The mayor opposes both these provisions, and we agree with him, or rather, he agrees with us that more regulation isn’t the answer to whatever public policy problem smoking poses. But, not to look a gift horse in the mouth, the question is, why? Mr. Bloomberg is a Johnny-come-lately to our more laissez-faire view of smoking, and it’s hard to square his opposition to these latest legislative efforts with his earlier banning smoking in bars and jacking up the cigarette excise collected by the city, not to mention his pursuit of those who tried to provide some tax competition by buying untaxed cigarettes on the Internet.
Unless, that is, the testimony of the city health department’s assistant commissioner for tobacco control, Sarah Perl, really was drafted by the city’s finance department. Cigarette taxes, which currently add $3 in state and city excise plus sales tax to the cost of a pack, are big business. The city in August ratcheted efforts to extract $6.95 million in unpaid taxes from just 16,000 New Yorkers who had bought smokes from just one Internet site. Could it possibly be the revenue protection is the mayor’s motive in opposing a raising of the age at which one can buy a cigarette — i.e., that he’s addicted to tobacco revenues?
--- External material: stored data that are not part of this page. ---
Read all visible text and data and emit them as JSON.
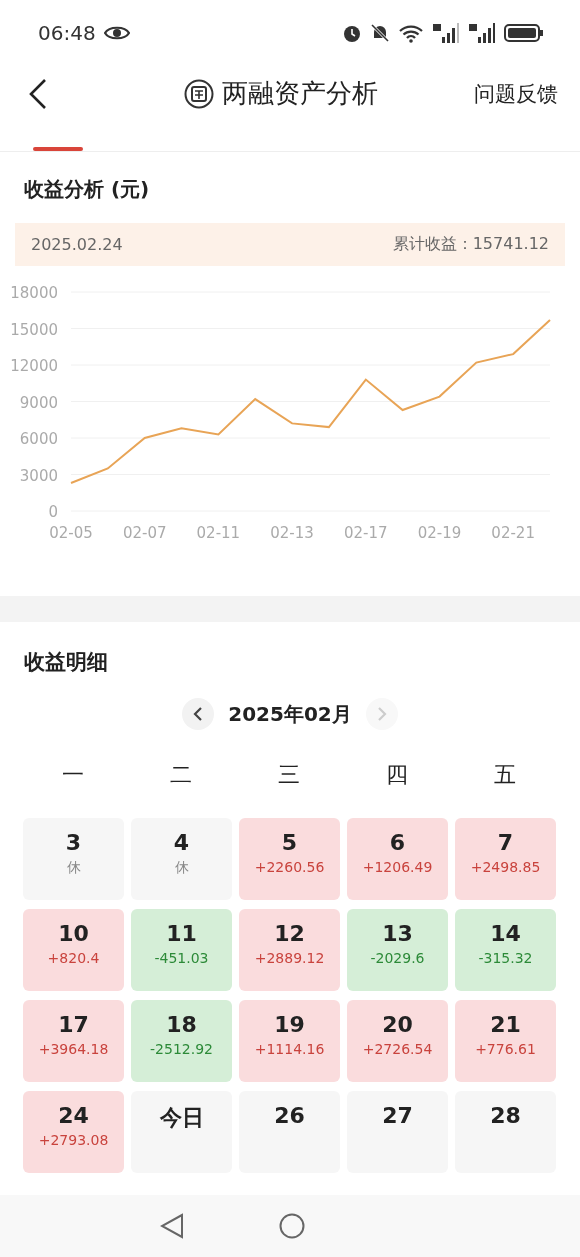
{
  "status_bar": {
    "time": "06:48"
  },
  "header": {
    "title": "两融资产分析",
    "action": "问题反馈"
  },
  "analysis": {
    "title": "收益分析 (元)",
    "date": "2025.02.24",
    "total_label": "累计收益：15741.12",
    "chart_data": {
      "type": "line",
      "categories": [
        "02-05",
        null,
        "02-07",
        null,
        "02-11",
        null,
        "02-13",
        null,
        "02-17",
        null,
        "02-19",
        null,
        "02-21",
        null
      ],
      "series": [
        {
          "color": "#e8a456",
          "values": [
            2300,
            3500,
            6000,
            6800,
            6300,
            9200,
            7200,
            6900,
            10800,
            8300,
            9400,
            12200,
            12900,
            15700
          ]
        }
      ],
      "grid": true,
      "ylim": [
        0,
        18000
      ],
      "yticks": [
        0,
        3000,
        6000,
        9000,
        12000,
        15000,
        18000
      ]
    }
  },
  "detail": {
    "title": "收益明细",
    "month": "2025年02月",
    "weekdays": [
      "一",
      "二",
      "三",
      "四",
      "五"
    ],
    "days": [
      {
        "day": "3",
        "note": "休",
        "kind": "holiday"
      },
      {
        "day": "4",
        "note": "休",
        "kind": "holiday"
      },
      {
        "day": "5",
        "note": "+2260.56",
        "kind": "gain"
      },
      {
        "day": "6",
        "note": "+1206.49",
        "kind": "gain"
      },
      {
        "day": "7",
        "note": "+2498.85",
        "kind": "gain"
      },
      {
        "day": "10",
        "note": "+820.4",
        "kind": "gain"
      },
      {
        "day": "11",
        "note": "-451.03",
        "kind": "loss"
      },
      {
        "day": "12",
        "note": "+2889.12",
        "kind": "gain"
      },
      {
        "day": "13",
        "note": "-2029.6",
        "kind": "loss"
      },
      {
        "day": "14",
        "note": "-315.32",
        "kind": "loss"
      },
      {
        "day": "17",
        "note": "+3964.18",
        "kind": "gain"
      },
      {
        "day": "18",
        "note": "-2512.92",
        "kind": "loss"
      },
      {
        "day": "19",
        "note": "+1114.16",
        "kind": "gain"
      },
      {
        "day": "20",
        "note": "+2726.54",
        "kind": "gain"
      },
      {
        "day": "21",
        "note": "+776.61",
        "kind": "gain"
      },
      {
        "day": "24",
        "note": "+2793.08",
        "kind": "gain"
      },
      {
        "day": "今日",
        "kind": "future"
      },
      {
        "day": "26",
        "kind": "future"
      },
      {
        "day": "27",
        "kind": "future"
      },
      {
        "day": "28",
        "kind": "future"
      }
    ]
  }
}
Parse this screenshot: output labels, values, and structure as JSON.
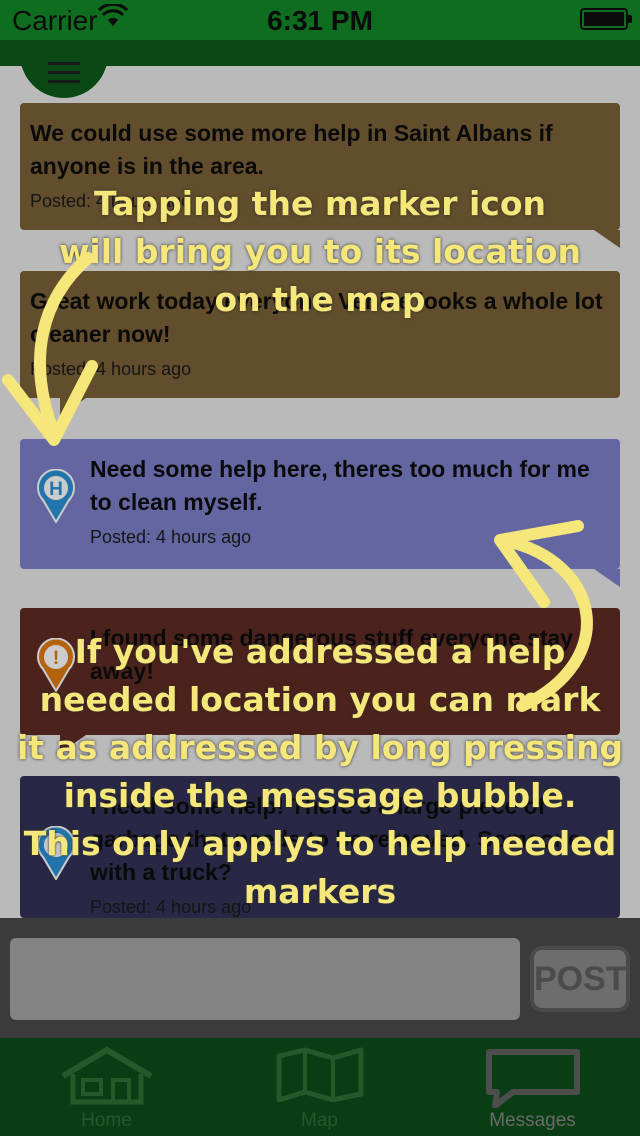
{
  "status_bar": {
    "carrier": "Carrier",
    "time": "6:31 PM"
  },
  "messages": [
    {
      "text": "We could use some more help in Saint Albans if anyone is in the area.",
      "posted": "Posted: 4 hours ago"
    },
    {
      "text": "Great work today everyone. Venice looks a whole lot cleaner now!",
      "posted": "Posted: 4 hours ago"
    },
    {
      "text": "Need some help here, theres too much for me to clean myself.",
      "posted": "Posted: 4 hours ago",
      "marker": "H"
    },
    {
      "text": "I found some dangerous stuff everyone stay away!",
      "marker": "!"
    },
    {
      "text": "I need some help! There's a large piece of garbage that needs to be removed. Someone with a truck?",
      "posted": "Posted: 4 hours ago"
    }
  ],
  "annotations": {
    "top": [
      "Tapping the marker icon",
      "will bring you to its location",
      "on the map"
    ],
    "bottom": [
      "If you've addressed a help",
      "needed location you can mark",
      "it as addressed by long pressing",
      "inside the message bubble.",
      "This only applys to help needed",
      "markers"
    ]
  },
  "composer": {
    "post_label": "POST"
  },
  "tabs": [
    {
      "label": "Home",
      "icon": "home-icon"
    },
    {
      "label": "Map",
      "icon": "map-icon"
    },
    {
      "label": "Messages",
      "icon": "messages-icon"
    }
  ],
  "colors": {
    "header_green": "#0e6d1e",
    "annotation_yellow": "#f5e77a",
    "help_bubble": "#7e80cb",
    "help_marker": "#2a93d5",
    "danger_marker": "#e07b12"
  }
}
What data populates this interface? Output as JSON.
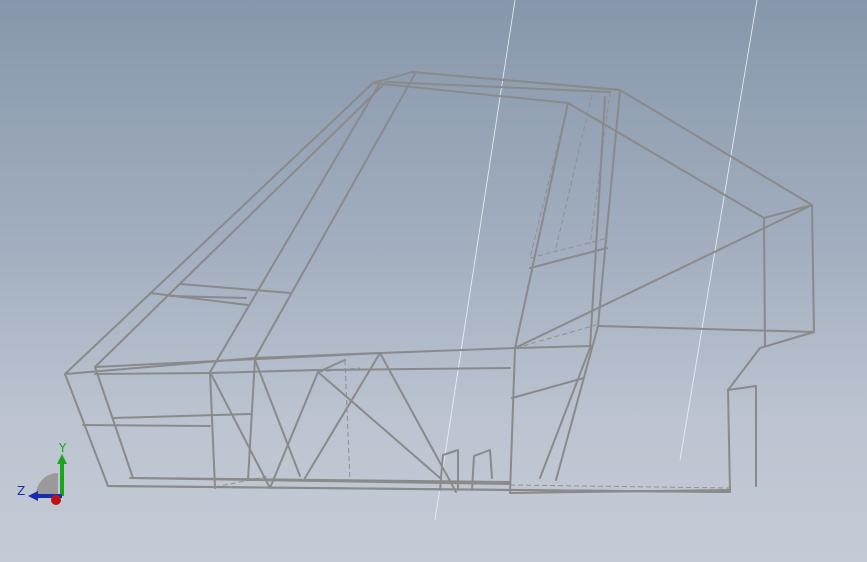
{
  "viewport": {
    "background_top": "#8797ab",
    "background_bottom": "#c4cbd6",
    "edge_color": "#8a8a8a",
    "hidden_edge_color": "#8f8f8f",
    "sketch_line_color": "#eef1f5"
  },
  "triad": {
    "y_label": "Y",
    "z_label": "Z",
    "y_color": "#1aa61a",
    "z_color": "#1c2ab0",
    "x_color": "#c01010",
    "icon": "coordinate-triad-icon"
  }
}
No other explanation makes sense. Ms. Perl argued, for example, that higher legal age requirements haven’t reduced teen smoking in other jurisdictions that have tried the tack. But then why bother to enforce any minimum smoking age if clearly people who fall below the minimum will find ways to get cigarettes anyway? Even more bizarrely, Ms. Perl seemed to argue that another problem with the proposals would be that after they were enacted, some people who had previously been able to purchase cigarettes legally would be saddled with addictions they would no longer be able to satisfy. By this logic, one might as well pack it in with all anti-drug measures.
The real reason to oppose the City Council legislation is that there is no reason to restrict the sale of cigarettes to legal adults, who should be free to make the trade-off between perfect health and enjoyment in smoking. If politicians like Mr. Bloomberg believed as much as they claim to in the dangers of cigarettes, they would ban them outright.Instead, the political class tries to profit from them. Mr. Bloomberg’s wrongheaded arguments on the right side of this particular issue serve only to point up just how muddled — or cynical — his other tobacco policies have been.